This Focused Performance Weblog started life as a "business management blog" containing links and commentary related primarily to organizational effectiveness with a "Theory of Constraints" perspective, but is in the process of evolving towards primary content on interactive and mobile marketing. Think of it as about Focusing marketing messages for enhanced Performance. If you are on an archive page, current postings are found here.
Saturday, February 22, 2003
• Customers - Love 'em or Hate 'em, Never Forget You Need 'em -- Back in September of 2002, I came across an article in Fortune that has been sticking in my craw. The article, Will This Customer Sink Your Stock?, put forth a case for assessing the "profitability" associated with customers and classes of customers, and using it to discourage customers that were perceived to be reducing the value of the firm.
My immediate gut reaction to the article was that it was a clear example of local optimization, "cost-world" thinking, and the bad advice that can come from allocating costs to pieces of the transaction, whether those pieces are products or customers. Most of the examples in the article focused on the "cost" of attracting or serving particular customers as an offset to the revenues associated with that customer. In aggregate, this is something that must obviously be managed carefully, so that operating expenses don't exceed financial throughput (revenues minus purely variable costs of the transaction). But my sense of the article was that trying to make pruning decisions about "customer portfolios" is far more fraught with uncertainty than such decisions about product portfolios. And the kind of thinking that the author exhibited, relating illusory costs of activities to incremental spending of customers fails the same test of logic that makes allocation of expenses to products and product for portfolio decisions ill-advised.
If an organization has the capacity to serve "less profitable" customers, along with "more profitable" customers, then the decision to drive away the former will simply reduce revenues and profits. If costs are then cut to offset the lost revenues -- costs which are associated with the capacity to serve customers -- more or less profitable -- then the capacity to serve the "more profitable" will be threatened.
While the article did have some good advice for and examples of the idea of maximizing revenues by paying special attention to those customers, which is a well-advised strategy, it stresses too much the "value" of driving away the "unprofitable customers."
I've been sitting on this article for almost half-a-year now, but was finally triggered to comment on it by some other pieces brought to my attention by Terry Frazier in Customer Conundrum. After discussing his own experience with the banking industry, Terry points to a Wharton Business + Strategy article on The Customer Profitability Conundrum: When to Love 'Em or Leave 'Em.
Terry pulled out and commented on a couple excerpts, which I encourage an interested reader to check out, but there were a few others that caught my attention, especially as they touch on the subject of market segmentation, a key aspect of a TOC Based Strategy and the development of "unrefusable offers."
""We just finished a project for a client where, when we looked at customer profitability, 30% of the customers created 200% of the client's profits," Rosenbleeth says. "About 50% of the customers weren't very profitable and the remaining 20% destroyed profits. So should the client have cut those 20% loose? That wasn't the answer."

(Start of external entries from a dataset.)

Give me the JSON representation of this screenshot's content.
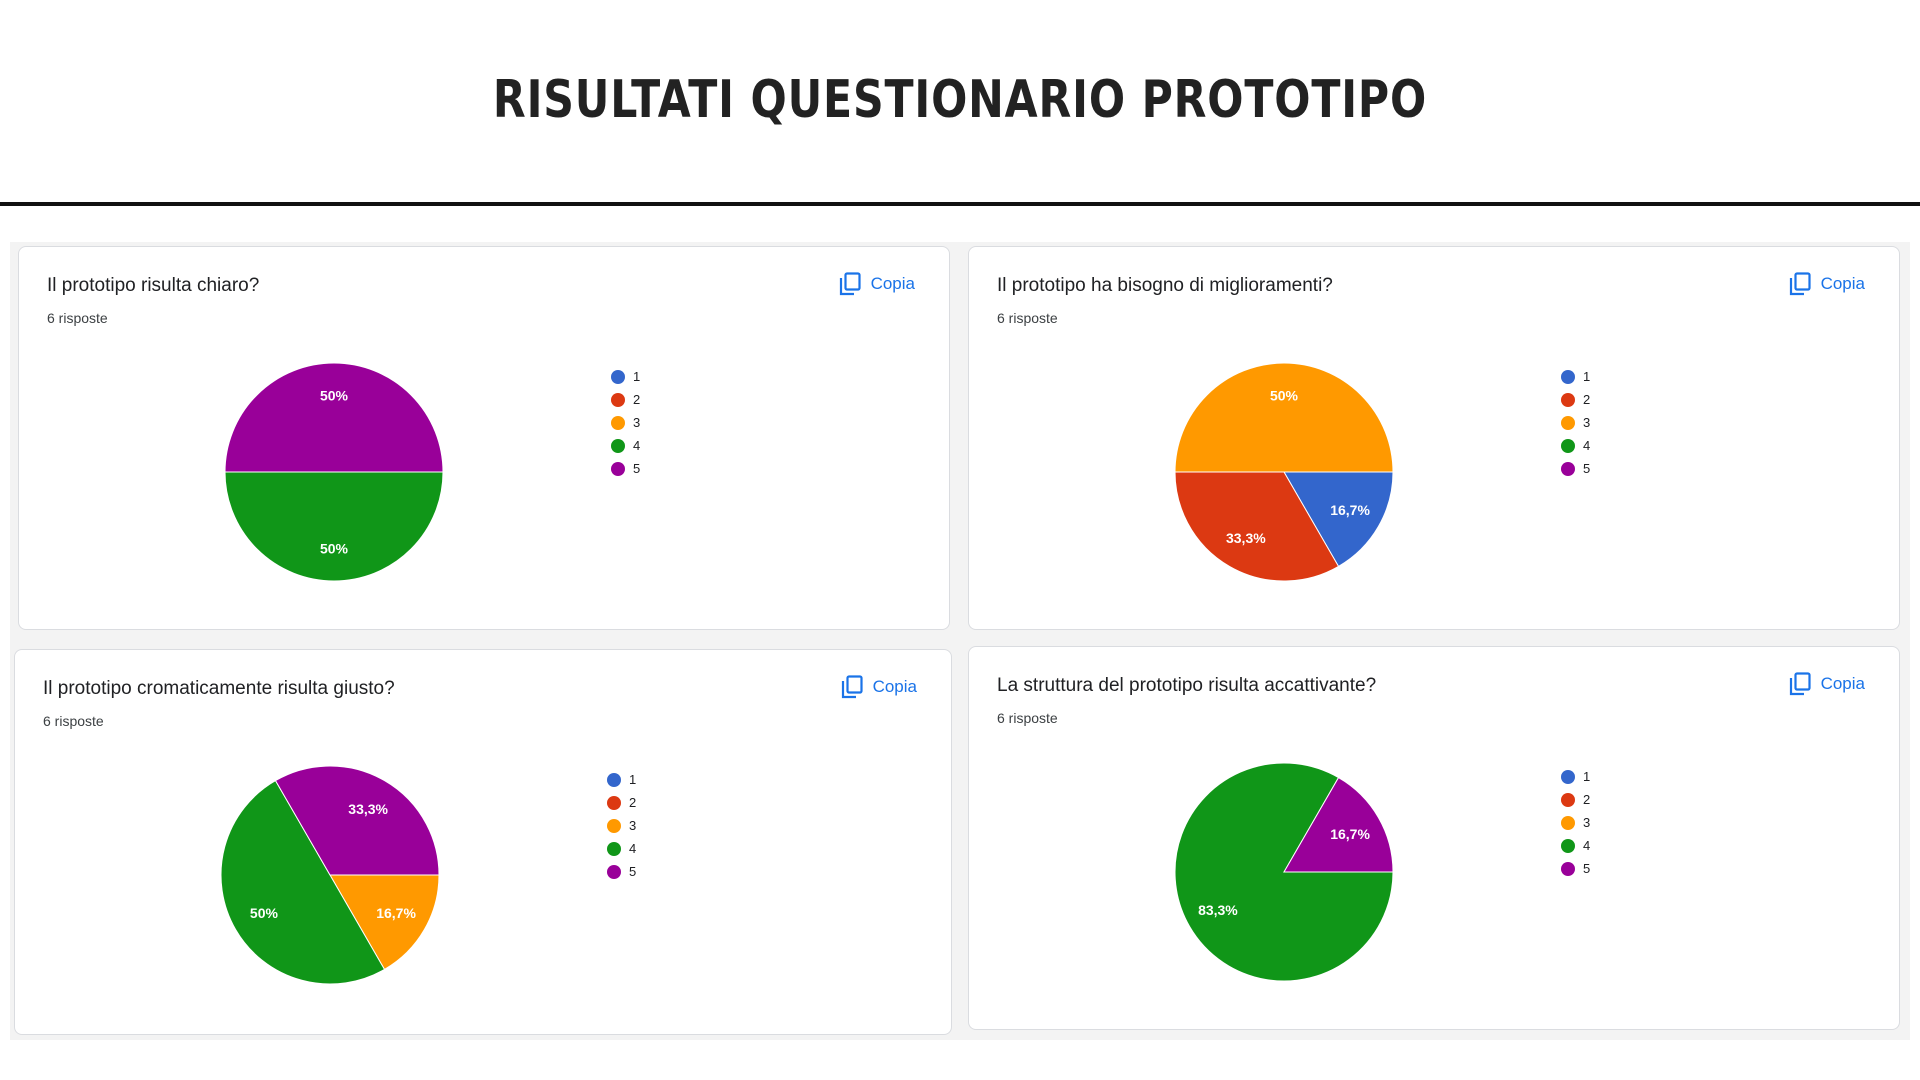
{
  "page": {
    "title": "RISULTATI QUESTIONARIO PROTOTIPO"
  },
  "copy_label": "Copia",
  "colors": {
    "1": "#3366cc",
    "2": "#dc3912",
    "3": "#ff9900",
    "4": "#109618",
    "5": "#990099"
  },
  "chart_data": [
    {
      "type": "pie",
      "title": "Il prototipo risulta chiaro?",
      "subtitle": "6 risposte",
      "categories": [
        "1",
        "2",
        "3",
        "4",
        "5"
      ],
      "values": [
        0,
        0,
        0,
        3,
        3
      ],
      "labels": [
        "",
        "",
        "",
        "50%",
        "50%"
      ],
      "legend": "right"
    },
    {
      "type": "pie",
      "title": "Il prototipo ha bisogno di miglioramenti?",
      "subtitle": "6 risposte",
      "categories": [
        "1",
        "2",
        "3",
        "4",
        "5"
      ],
      "values": [
        1,
        2,
        3,
        0,
        0
      ],
      "labels": [
        "16,7%",
        "33,3%",
        "50%",
        "",
        ""
      ],
      "legend": "right"
    },
    {
      "type": "pie",
      "title": "Il prototipo cromaticamente risulta giusto?",
      "subtitle": "6 risposte",
      "categories": [
        "1",
        "2",
        "3",
        "4",
        "5"
      ],
      "values": [
        0,
        0,
        1,
        3,
        2
      ],
      "labels": [
        "",
        "",
        "16,7%",
        "50%",
        "33,3%"
      ],
      "legend": "right"
    },
    {
      "type": "pie",
      "title": "La struttura del prototipo risulta accattivante?",
      "subtitle": "6 risposte",
      "categories": [
        "1",
        "2",
        "3",
        "4",
        "5"
      ],
      "values": [
        0,
        0,
        0,
        5,
        1
      ],
      "labels": [
        "",
        "",
        "",
        "83,3%",
        "16,7%"
      ],
      "legend": "right"
    }
  ]
}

"Instead, the solution was to segment customers into what Rosenbleeth calls tailored business streams. "You structurally change the way you serve different customers to make each segment as profitable as possible," he explains.""
Not specifically addressed in either article, but of foremost importance in such a segmentation is an understanding of the constraints in your own system that limit the ability to serve these segments. The relative use of the constraint by a particular market segment (or product, for that matter) is the key to understanding their relative value.

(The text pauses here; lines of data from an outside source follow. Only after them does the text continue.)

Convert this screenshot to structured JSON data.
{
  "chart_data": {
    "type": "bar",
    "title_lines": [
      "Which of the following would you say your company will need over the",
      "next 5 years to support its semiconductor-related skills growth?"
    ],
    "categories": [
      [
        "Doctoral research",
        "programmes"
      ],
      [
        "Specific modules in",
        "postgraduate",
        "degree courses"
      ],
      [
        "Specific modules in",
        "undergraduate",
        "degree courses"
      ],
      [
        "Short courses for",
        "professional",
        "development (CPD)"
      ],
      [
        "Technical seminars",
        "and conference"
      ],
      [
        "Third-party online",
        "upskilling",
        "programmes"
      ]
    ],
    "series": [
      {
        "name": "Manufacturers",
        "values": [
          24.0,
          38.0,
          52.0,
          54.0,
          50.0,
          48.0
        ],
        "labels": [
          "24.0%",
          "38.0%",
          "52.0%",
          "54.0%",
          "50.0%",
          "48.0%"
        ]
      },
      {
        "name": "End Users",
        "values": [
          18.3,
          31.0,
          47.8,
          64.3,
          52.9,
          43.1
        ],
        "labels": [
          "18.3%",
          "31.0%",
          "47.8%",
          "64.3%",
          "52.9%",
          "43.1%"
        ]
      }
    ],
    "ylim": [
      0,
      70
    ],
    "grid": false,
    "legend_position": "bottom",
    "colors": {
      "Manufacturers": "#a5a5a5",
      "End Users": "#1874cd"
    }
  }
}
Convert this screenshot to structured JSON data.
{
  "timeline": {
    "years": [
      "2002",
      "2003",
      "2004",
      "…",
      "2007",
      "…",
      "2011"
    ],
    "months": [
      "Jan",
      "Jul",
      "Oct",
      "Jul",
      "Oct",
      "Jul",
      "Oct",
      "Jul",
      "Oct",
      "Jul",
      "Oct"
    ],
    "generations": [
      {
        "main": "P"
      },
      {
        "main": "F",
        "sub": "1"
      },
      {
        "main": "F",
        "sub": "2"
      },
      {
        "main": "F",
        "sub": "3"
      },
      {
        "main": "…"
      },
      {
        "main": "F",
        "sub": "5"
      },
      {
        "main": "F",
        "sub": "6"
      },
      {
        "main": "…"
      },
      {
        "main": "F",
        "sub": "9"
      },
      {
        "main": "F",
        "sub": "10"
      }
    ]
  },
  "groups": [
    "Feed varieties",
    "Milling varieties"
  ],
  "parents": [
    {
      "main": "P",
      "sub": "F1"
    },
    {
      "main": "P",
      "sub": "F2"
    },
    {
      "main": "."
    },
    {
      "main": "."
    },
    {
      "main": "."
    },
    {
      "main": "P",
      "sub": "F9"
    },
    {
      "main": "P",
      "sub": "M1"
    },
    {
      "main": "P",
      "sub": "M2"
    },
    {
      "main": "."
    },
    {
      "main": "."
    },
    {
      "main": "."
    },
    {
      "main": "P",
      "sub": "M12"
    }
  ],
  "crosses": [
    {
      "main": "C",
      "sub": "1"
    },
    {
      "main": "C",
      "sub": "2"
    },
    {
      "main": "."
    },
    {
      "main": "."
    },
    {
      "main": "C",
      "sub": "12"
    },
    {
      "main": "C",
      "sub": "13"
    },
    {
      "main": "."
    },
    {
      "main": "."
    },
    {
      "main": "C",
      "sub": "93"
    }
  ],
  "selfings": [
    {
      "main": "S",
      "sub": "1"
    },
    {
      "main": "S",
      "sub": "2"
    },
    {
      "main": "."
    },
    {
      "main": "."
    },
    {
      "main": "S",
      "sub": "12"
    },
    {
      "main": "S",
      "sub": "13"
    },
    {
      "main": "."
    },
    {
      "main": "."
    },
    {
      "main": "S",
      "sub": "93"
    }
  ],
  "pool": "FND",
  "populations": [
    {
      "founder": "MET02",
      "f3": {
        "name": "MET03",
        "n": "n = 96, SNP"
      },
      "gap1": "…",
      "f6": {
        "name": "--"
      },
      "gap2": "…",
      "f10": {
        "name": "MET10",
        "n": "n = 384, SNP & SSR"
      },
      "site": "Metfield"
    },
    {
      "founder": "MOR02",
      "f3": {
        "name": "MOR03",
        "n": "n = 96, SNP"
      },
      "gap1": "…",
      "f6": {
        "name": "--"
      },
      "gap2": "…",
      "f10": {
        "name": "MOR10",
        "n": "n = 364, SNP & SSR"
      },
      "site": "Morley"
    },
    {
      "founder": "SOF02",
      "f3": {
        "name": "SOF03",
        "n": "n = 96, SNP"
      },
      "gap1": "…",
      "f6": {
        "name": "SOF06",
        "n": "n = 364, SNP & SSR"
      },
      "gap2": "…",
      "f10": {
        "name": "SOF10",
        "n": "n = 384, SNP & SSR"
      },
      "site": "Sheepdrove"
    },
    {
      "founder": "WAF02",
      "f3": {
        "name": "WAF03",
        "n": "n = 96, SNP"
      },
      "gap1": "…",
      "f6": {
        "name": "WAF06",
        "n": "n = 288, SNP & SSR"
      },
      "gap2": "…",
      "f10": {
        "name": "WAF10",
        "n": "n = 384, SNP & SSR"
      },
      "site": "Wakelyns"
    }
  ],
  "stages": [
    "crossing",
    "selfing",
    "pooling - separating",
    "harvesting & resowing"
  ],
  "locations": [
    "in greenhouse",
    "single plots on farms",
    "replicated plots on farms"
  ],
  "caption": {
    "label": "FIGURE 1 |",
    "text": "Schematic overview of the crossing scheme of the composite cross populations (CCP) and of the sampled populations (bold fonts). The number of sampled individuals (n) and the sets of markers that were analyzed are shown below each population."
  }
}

If a small revenue stream is attainable with current capacity and without requiring attention by your constraint, then that revenue goes darn close to straight to the bottom line. If on the other hand, a "valuable customer" monopolizes your resources and requires significant attention by the constraint, there is little room for taking advantage of new opportunities or for nurturing new customers. I was chatting a couple nights ago with a manufacturer who had a "profitable customer" in Home Depot, who they had allowed to consume significant utilization of their constraint capacity to the point of becoming 50% of their business. I probably don't have to go on with the present condition of the firm, after Home Depot said "thanks, but no thanks" to continuing as a customer. If they had paid a bit more attention to their "less profitable" customers, they might not be shutting down plants and scrambling to contract their suddenly freed-up capacity to their competitors.
To avoid such a situation, a distinction needs to be drawn between a "love 'em or leave 'em" approach to customer relations and one that is more like "love some more and love some less." The rationale for this is summarized in the Strategy+Business article by Wharton marketing professor Barbara Kahn...
"It's more expensive to acquire a new customer than to retain an existing one,"; Kahn says. It's even more expensive to bring back a customer that you've gotten rid of. It's costly and it's a mistake you don't want to make. That's why I believe firing customers should be a last resort."
I'm working with a client right now whose whole operation has been thrown into a tizzy by a particular customer who has jerked them around. It is tempting to think about "firing" them, but then they would only have another even less comfortable situation trying to replace them. Better they learn from the situation, and redefine the relationships so that the whip-saw effect of such dealing with such customers is eliminated or at least minimized to a manageable degree.